NBA

With Knicks’ season slipping away, Harrington should’ve played through injury

MINNEAPOLIS/ST. PAUL AIRPORT — I don’t want to make a federal issue of this because Al Harrington is about as nice a guy there is in the NBA – that includes GMs, coaches, P.R. staffers.

But he should’ve played at least one game during this “Lost Weekend” with his bruised knee, even if he felt he wouldn’t have been “effective” enough.

I’m sure sitting there in Minnesota watching fellow bench men Jonathan Bender, Nate Robinson and Jordan Hill give away the game, Harrington realized maybe he should’ve given it a whirl, dealt with the pain and let Mike D’Antoni decide if he was effective enough.

Kobe Bryant has played with a broken finger, was on a gimpy ankle yesterday and beat the Celtics in the last seconds. You play hurt at this time of year – everyone does. Jared Jeffries did – 48 minutes worth in Washington.

That’s what happens when you have guys on final years of their contracts. They care more about protecting how they look on the court and how their stats may be effected rather than won-loss records. I’m not saying that’s the case with Harrington. But you do wonder about Harrington and Larry Hughes, who is also looking for a new deal and created bad will with the coaching staff when he called D’Antoni’s methods “a joke.”

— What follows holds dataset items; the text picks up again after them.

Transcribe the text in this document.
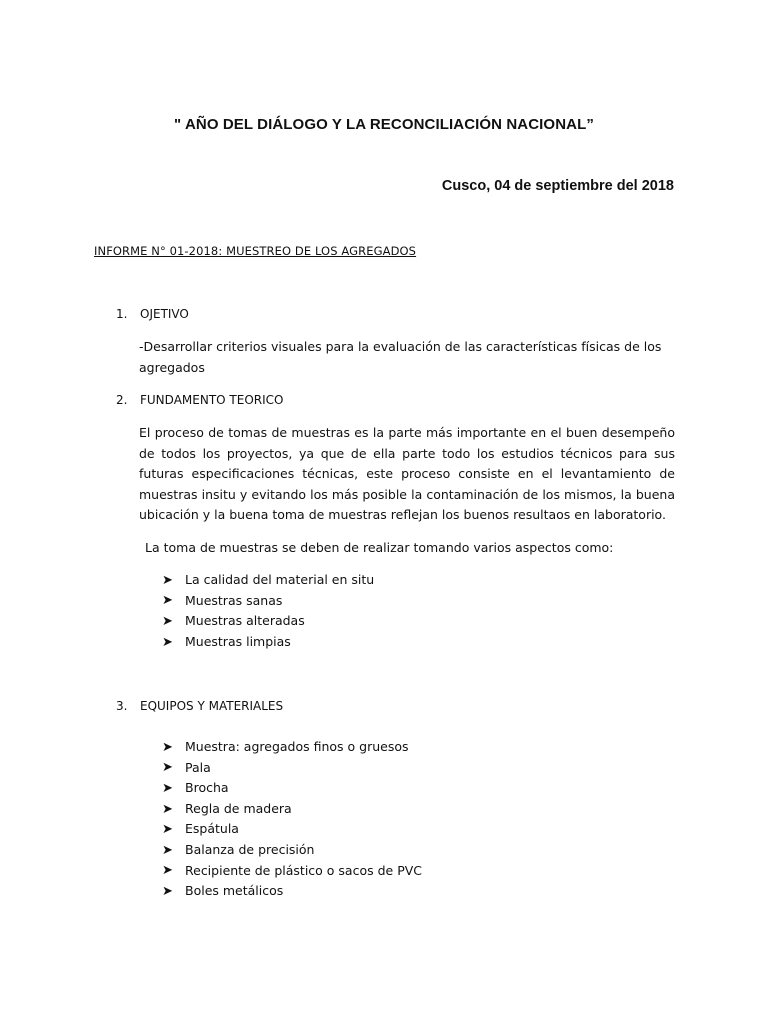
" AÑO DEL DIÁLOGO Y LA RECONCILIACIÓN NACIONAL”
Cusco, 04 de septiembre del 2018
INFORME N° 01-2018: MUESTREO DE LOS AGREGADOS
1. OJETIVO
-Desarrollar criterios visuales para la evaluación de las características físicas de los agregados
2. FUNDAMENTO TEORICO
El proceso de tomas de muestras es la parte más importante en el buen desempeño de todos los proyectos, ya que de ella parte todo los estudios técnicos para sus futuras especificaciones técnicas, este proceso consiste en el levantamiento de muestras insitu y evitando los más posible la contaminación de los mismos, la buena ubicación y la buena toma de muestras reflejan los buenos resultaos en laboratorio.
La toma de muestras se deben de realizar tomando varios aspectos como:
➤ La calidad del material en situ
➤ Muestras sanas
➤ Muestras alteradas
➤ Muestras limpias
3. EQUIPOS Y MATERIALES
➤ Muestra: agregados finos o gruesos
➤ Pala
➤ Brocha
➤ Regla de madera
➤ Espátula
➤ Balanza de precisión
➤ Recipiente de plástico o sacos de PVC
➤ Boles metálicos
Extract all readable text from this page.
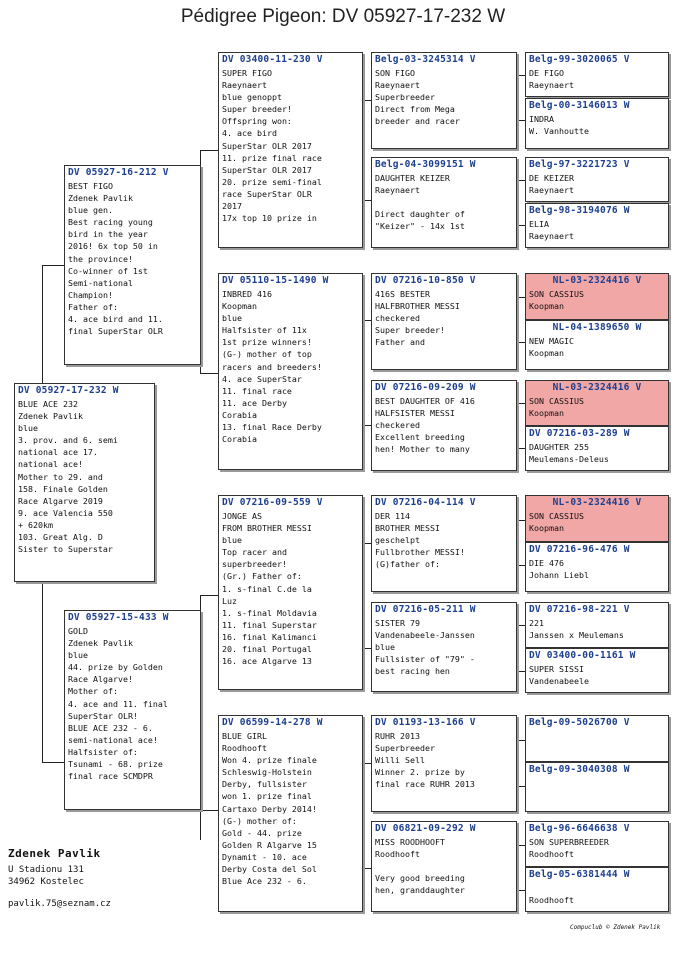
Pédigree Pigeon: DV 05927-17-232 W
DV 05927-17-232 W
BLUE ACE 232
Zdenek Pavlik
blue
3. prov. and 6. semi
national ace 17.
national ace!
Mother to 29. and
158. Finale Golden
Race Algarve 2019
9. ace Valencia 550
+ 620km
103. Great Alg. D
Sister to Superstar
DV 05927-16-212 V
BEST FIGO
Zdenek Pavlik
blue gen.
Best racing young
bird in the year
2016! 6x top 50 in
the province!
Co-winner of 1st
Semi-national
Champion!
Father of:
4. ace bird and 11.
final SuperStar OLR
DV 05927-15-433 W
GOLD
Zdenek Pavlik
blue
44. prize by Golden
Race Algarve!
Mother of:
4. ace and 11. final
SuperStar OLR!
BLUE ACE 232 - 6.
semi-national ace!
Halfsister of:
Tsunami - 68. prize
final race SCMDPR
DV 03400-11-230 V
SUPER FIGO
Raeynaert
blue genoppt
Super breeder!
Offspring won:
4. ace bird
SuperStar OLR 2017
11. prize final race
SuperStar OLR 2017
20. prize semi-final
race SuperStar OLR
2017
17x top 10 prize in
DV 05110-15-1490 W
INBRED 416
Koopman
blue
Halfsister of 11x
1st prize winners!
(G-) mother of top
racers and breeders!
4. ace SuperStar
11. final race
11. ace Derby
Corabia
13. final Race Derby
Corabia
DV 07216-09-559 V
JONGE AS
FROM BROTHER MESSI
blue
Top racer and
superbreeder!
(Gr.) Father of:
1. s-final C.de la
Luz
1. s-final Moldavia
11. final Superstar
16. final Kalimanci
20. final Portugal
16. ace Algarve 13
DV 06599-14-278 W
BLUE GIRL
Roodhooft
Won 4. prize finale
Schleswig-Holstein
Derby, fullsister
won 1. prize final
Cartaxo Derby 2014!
(G-) mother of:
Gold - 44. prize
Golden R Algarve 15
Dynamit - 10. ace
Derby Costa del Sol
Blue Ace 232 - 6.
Belg-03-3245314 V
SON FIGO
Raeynaert
Superbreeder
Direct from Mega
breeder and racer
Belg-04-3099151 W
DAUGHTER KEIZER
Raeynaert

Direct daughter of
"Keizer" - 14x 1st
DV 07216-10-850 V
416S BESTER
HALFBROTHER MESSI
checkered
Super breeder!
Father and
DV 07216-09-209 W
BEST DAUGHTER OF 416
HALFSISTER MESSI
checkered
Excellent breeding
hen! Mother to many
DV 07216-04-114 V
DER 114
BROTHER MESSI
geschelpt
Fullbrother MESSI!
(G)father of:
DV 07216-05-211 W
SISTER 79
Vandenabeele-Janssen
blue
Fullsister of "79" -
best racing hen
DV 01193-13-166 V
RUHR 2013
Superbreeder
Willi Sell
Winner 2. prize by
final race RUHR 2013
DV 06821-09-292 W
MISS ROODHOOFT
Roodhooft

Very good breeding
hen, granddaughter
Belg-99-3020065 V
DE FIGO
Raeynaert
Belg-00-3146013 W
INDRA
W. Vanhoutte
Belg-97-3221723 V
DE KEIZER
Raeynaert
Belg-98-3194076 W
ELIA
Raeynaert
NL-03-2324416 V
SON CASSIUS
Koopman
NL-04-1389650 W
NEW MAGIC
Koopman
NL-03-2324416 V
SON CASSIUS
Koopman
DV 07216-03-289 W
DAUGHTER 255
Meulemans-Deleus
NL-03-2324416 V
SON CASSIUS
Koopman
DV 07216-96-476 W
DIE 476
Johann Liebl
DV 07216-98-221 V
221
Janssen x Meulemans
DV 03400-00-1161 W
SUPER SISSI
Vandenabeele
Belg-09-5026700 V
Belg-09-3040308 W
Belg-96-6646638 V
SON SUPERBREEDER
Roodhooft
Belg-05-6381444 W

Roodhooft
Zdenek Pavlik
U Stadionu 131
34962 Kostelec
pavlik.75@seznam.cz
Compuclub © Zdenek Pavlik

Now Hughes is needed but a stung D’Antoni appears reluctant. I don’t know if the Nate Robinson thing in December was personal but D’Antoni-Hughes sure is. If Hughes got into the hotel elevator and D’Antoni was on it, I can’t be sure they’d acknowledge each other.

Wolves PG Ramon Sessions all but admitted to me the Knicks backed out of a verbal agreement last July.

“There were plenty of nights I went to sleep thinking it will be done in the morning,” Sessions told me Sunday.

After watching Sessions twice in the last week, he definitely is an excellent penetrator and I think he would’ve opened up the offense if he signed. Sessions – and not starter Johnny Flynn – was on the floor when the Wolves made their comeback last night. The only concern is he’s not much of an outside shooter. Then again, neither is Chris Duhon – though he started to emerge from his awful shooting slump yesterday (4 of 5) in the game’s lone bright spot.